A partir de 813 ce sont les luparii, ancêtres des louvetiers, qui sont chargés de la traque des loups. Ils utilisent des chiens, des fosses, des crochets et des poudres empoisonnées.
Du Xe siècle jusqu’en 1787 c’est la louveterie, composée de nobles, qui s’occupe de cette chasse. Elle allie alors plaisir et nécessité. Cependant au XVe siècle les ruraux obtiennent le droit de chasser le loup sans que cela porte atteinte au droit seigneurial. En plus des chasses, des pièges furent élaborés. On utilise aussi le poison,  de la strychnine  ou  noix vomique pilée dont l’effet est immédiat. Cependant ce moyen est peu utilisé par les paysans qui ont trop peur pour eux et leurs animaux contrairement aux spécialistes.
Il y a aussi la technique des aiguilles. Elle consiste à glisser dans des abats des aiguilles tordues reliées entre elles. Lors de la digestion elles perceront l’estomac du loup qui aura gobé la viande.  L’hameçon à loup est également caché dans un appât, suspendu assez haut pour l’obliger à sauter. Lorsqu’il s’en empare le piège s’ouvre dans sa gueule qu’il ne peut refermer, le loup se retrouve alors suspendu.
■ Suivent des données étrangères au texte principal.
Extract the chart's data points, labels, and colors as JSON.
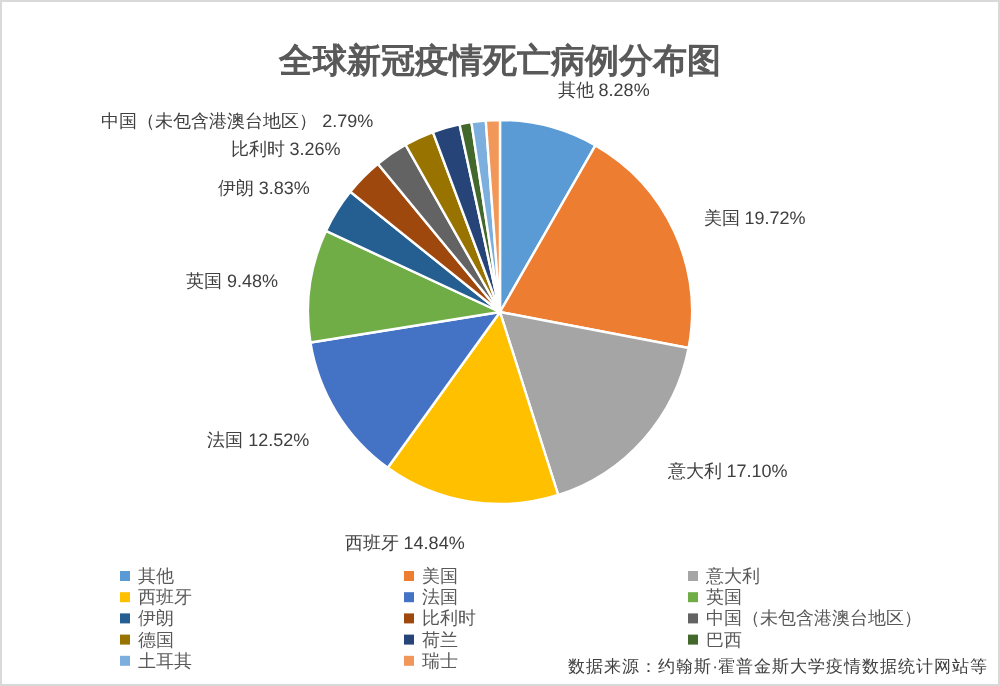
{
  "chart_data": {
    "type": "pie",
    "title": "全球新冠疫情死亡病例分布图",
    "categories": [
      "其他",
      "美国",
      "意大利",
      "西班牙",
      "法国",
      "英国",
      "伊朗",
      "比利时",
      "中国（未包含港澳台地区）",
      "德国",
      "荷兰",
      "巴西",
      "土耳其",
      "瑞士"
    ],
    "values": [
      8.28,
      19.72,
      17.1,
      14.84,
      12.52,
      9.48,
      3.83,
      3.26,
      2.79,
      2.5,
      2.3,
      1.0,
      1.2,
      1.18
    ],
    "colors": [
      "#5b9bd5",
      "#ed7d31",
      "#a5a5a5",
      "#ffc000",
      "#4472c4",
      "#70ad47",
      "#255e91",
      "#9e480e",
      "#636363",
      "#997300",
      "#264478",
      "#43682b",
      "#7cafdd",
      "#f1975a"
    ],
    "value_labels": [
      "其他 8.28%",
      "美国 19.72%",
      "意大利 17.10%",
      "西班牙 14.84%",
      "法国 12.52%",
      "英国 9.48%",
      "伊朗 3.83%",
      "比利时 3.26%",
      "中国（未包含港澳台地区） 2.79%",
      null,
      null,
      null,
      null,
      null
    ],
    "legend": "bottom",
    "annotations": [
      "数据来源：约翰斯·霍普金斯大学疫情数据统计网站等"
    ]
  }
}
On trouve aussi les traditionnels pièges à loups en métal avec ou sans dents.  
C’est vers 1880 que la population des loups va sérieusement diminuer et pour cause, les paysans patrouillent désormais équipés d’armes à feu à la place de leurs outils. De plus  une exploitation forestière intense, des défrichements, l’installation du réseau ferré en zone rurale perturbent le loup qui rejoint des zones reculées.
Au XIXe siècle la chasse dans les forêts nationales est interdite, ce qui donne lieu au braconnage et les battues deviennent organisées administrativement.